Qué emocionante todo.
Pues Pániker tiene un ego inmenso, descompensado, de sabio total, tipo Steiner pero con sicalipsis. Las entradas de su diario, de primeras, van normalmente de sus pensamientos, todos enrevesados y conectivos de filosofías varias y del rollo hindú que -apellido obliga- apedrea la página con sus sonoridades siempre sexuales: shakti, ananda, dukkha y todo eso. Hay frases, o párrafos enteros, donde se mezclan tantos conceptos filosóficos, y tantos siglos, que no se entera uno de la misa la media. Luego se habla de amor, de la familia, de la hija enferma, de encuentros rumbosos en mansiones editoriales donde todos le tienden la mano por lo menos dos veces, extasiados; cosas en la radio; Paco Umbral; Sánchez Dragó; sexo de última hora; botica variada; playas; palabras en alemán y en francés. Vamos, una vida de las buenas.
Y así, metidos en este tráfago de lujo intelectual, de pronto -porque uno es tan listo que no lee las sinopsis de contraportada- (motivo por el cual sugiero no leer mi post si van a leer el libro), nos cae -me cae, como lector- a plomo y sin poder echar mano del hacha anti-incendios la gran desgracia en vivo del diarista. Su hija enferma, ya avisaba.
Ahí, el diario -que iba a llamar «la novela»- entra en oscuridades tan absolutas como puede uno imaginarse, y se emparenta con esa «literatura del duelo» de la que aquí ya hemos sacados algunos testimonios. Sin embargo, el duelo y la pérdida de Pániker, realmente me han llegado. Uno, como comentarista y opinador de libros, debería saber por qué esta sí; pues miren, no tengo ni idea.
Pero esta sí.
Esta muerte, su relato, sus detalles -una simple aspirina-, sus entretelas íntimas y vertiginosas, me han emocionado muchísimo, y ya supondrán que emocionarse con los libros no es algo para lo que tenga yo mucha inclinación.

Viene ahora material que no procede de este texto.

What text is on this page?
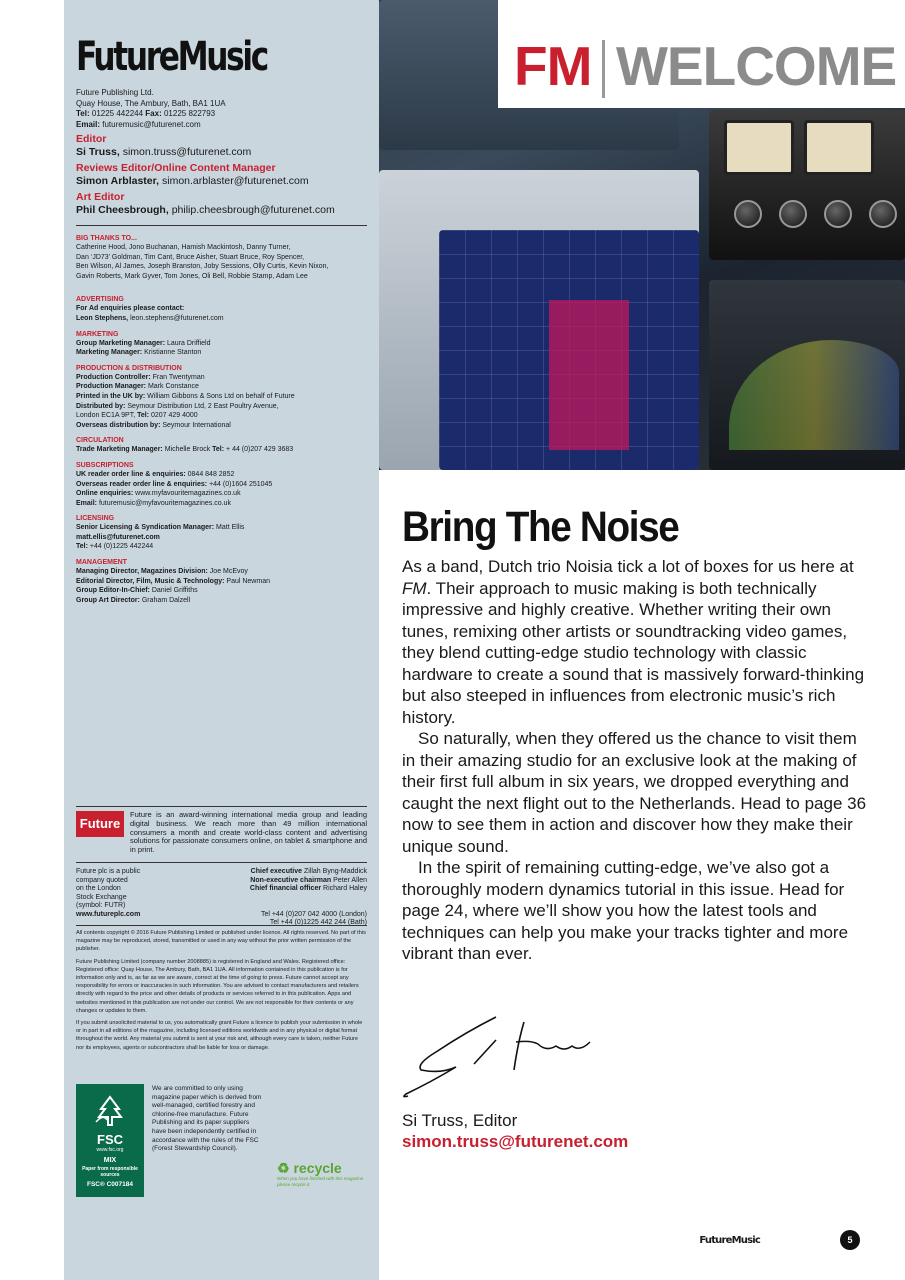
FutureMusic
Future Publishing Ltd.
Quay House, The Ambury, Bath, BA1 1UA
Tel: 01225 442244 Fax: 01225 822793
Email: futuremusic@futurenet.com
Editor
Si Truss, simon.truss@futurenet.com
Reviews Editor/Online Content Manager
Simon Arblaster, simon.arblaster@futurenet.com
Art Editor
Phil Cheesbrough, philip.cheesbrough@futurenet.com
BIG THANKS TO...
Catherine Hood, Jono Buchanan, Hamish Mackintosh, Danny Turner,
Dan ‘JD73’ Goldman, Tim Cant, Bruce Aisher, Stuart Bruce, Roy Spencer,
Ben Wilson, Al James, Joseph Branston, Joby Sessions, Olly Curtis, Kevin Nixon,
Gavin Roberts, Mark Gyver, Tom Jones, Oli Bell, Robbie Stamp, Adam Lee
ADVERTISING
For Ad enquiries please contact:
Leon Stephens, leon.stephens@futurenet.com
MARKETING
Group Marketing Manager: Laura Driffield
Marketing Manager: Kristianne Stanton
PRODUCTION & DISTRIBUTION
Production Controller: Fran Twentyman
Production Manager: Mark Constance
Printed in the UK by: William Gibbons & Sons Ltd on behalf of Future
Distributed by: Seymour Distribution Ltd, 2 East Poultry Avenue,
London EC1A 9PT, Tel: 0207 429 4000
Overseas distribution by: Seymour International
CIRCULATION
Trade Marketing Manager: Michelle Brock Tel: + 44 (0)207 429 3683
SUBSCRIPTIONS
UK reader order line & enquiries: 0844 848 2852
Overseas reader order line & enquiries: +44 (0)1604 251045
Online enquiries: www.myfavouritemagazines.co.uk
Email: futuremusic@myfavouritemagazines.co.uk
LICENSING
Senior Licensing & Syndication Manager: Matt Ellis
matt.ellis@futurenet.com
Tel: +44 (0)1225 442244
MANAGEMENT
Managing Director, Magazines Division: Joe McEvoy
Editorial Director, Film, Music & Technology: Paul Newman
Group Editor-In-Chief: Daniel Griffiths
Group Art Director: Graham Dalzell
Future
Future is an award-winning international media group and leading digital business. We reach more than 49 million international consumers a month and create world-class content and advertising solutions for passionate consumers online, on tablet & smartphone and in print.
Future plc is a public
company quoted
on the London
Stock Exchange
(symbol: FUTR)
www.futureplc.com
Chief executive Zillah Byng-Maddick
Non-executive chairman Peter Allen
Chief financial officer Richard Haley
Tel +44 (0)207 042 4000 (London)
Tel +44 (0)1225 442 244 (Bath)

All contents copyright © 2016 Future Publishing Limited or published under licence. All rights reserved. No part of this magazine may be reproduced, stored, transmitted or used in any way without the prior written permission of the publisher.

Future Publishing Limited (company number 2008885) is registered in England and Wales. Registered office: Registered office: Quay House, The Ambury, Bath, BA1 1UA. All information contained in this publication is for information only and is, as far as we are aware, correct at the time of going to press. Future cannot accept any responsibility for errors or inaccuracies in such information. You are advised to contact manufacturers and retailers directly with regard to the price and other details of products or services referred to in this publication. Apps and websites mentioned in this publication are not under our control. We are not responsible for their contents or any changes or updates to them.

If you submit unsolicited material to us, you automatically grant Future a licence to publish your submission in whole or in part in all editions of the magazine, including licensed editions worldwide and in any physical or digital format throughout the world. Any material you submit is sent at your risk and, although every care is taken, neither Future nor its employees, agents or subcontractors shall be liable for loss or damage.

FSC
www.fsc.org
MIX
Paper from responsible sources
FSC® C007184
We are committed to only using magazine paper which is derived from well-managed, certified forestry and chlorine-free manufacture. Future Publishing and its paper suppliers have been independently certified in accordance with the rules of the FSC (Forest Stewardship Council).
♻ recycle
When you have finished with this magazine please recycle it.
FM WELCOME
Bring The Noise

As a band, Dutch trio Noisia tick a lot of boxes for us here at FM. Their approach to music making is both technically impressive and highly creative. Whether writing their own tunes, remixing other artists or soundtracking video games, they blend cutting-edge studio technology with classic hardware to create a sound that is massively forward-thinking but also steeped in influences from electronic music’s rich history.

So naturally, when they offered us the chance to visit them in their amazing studio for an exclusive look at the making of their first full album in six years, we dropped everything and caught the next flight out to the Netherlands. Head to page 36 now to see them in action and discover how they make their unique sound.

In the spirit of remaining cutting-edge, we’ve also got a thoroughly modern dynamics tutorial in this issue. Head for page 24, where we’ll show you how the latest tools and techniques can help you make your tracks tighter and more vibrant than ever.

Si Truss, Editor
simon.truss@futurenet.com
FutureMusic	5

Intuyo que la enorme impresión que me causa este relato tiene que ver con observar cómo un hombre sabio, pertrechado con todo el aparataje cultural posible en nuestros días, y que además nos ha mostrado en páginas previas su compromiso con la legalización de la eutanasia, se ve de pronto enfrentado a la muerte como un arriero más en el camino hacia la nada, sin que ese saber, ese discurso, ese libro último sirvan de mucho llegado el luctuoso trance. Creo que esa orfandad del intelecto, orfandad en relación a sí mismo, es la que genera el campo magnético emocionantísimo alrededor del hecho doloroso. A Pániker, en su diario, la muerte le hace cambiar hasta la sintaxis. De la frase larga y festiva a una corta y clara, de luto.
No es frecuente que en un libro la dedicatoria se lea dos veces.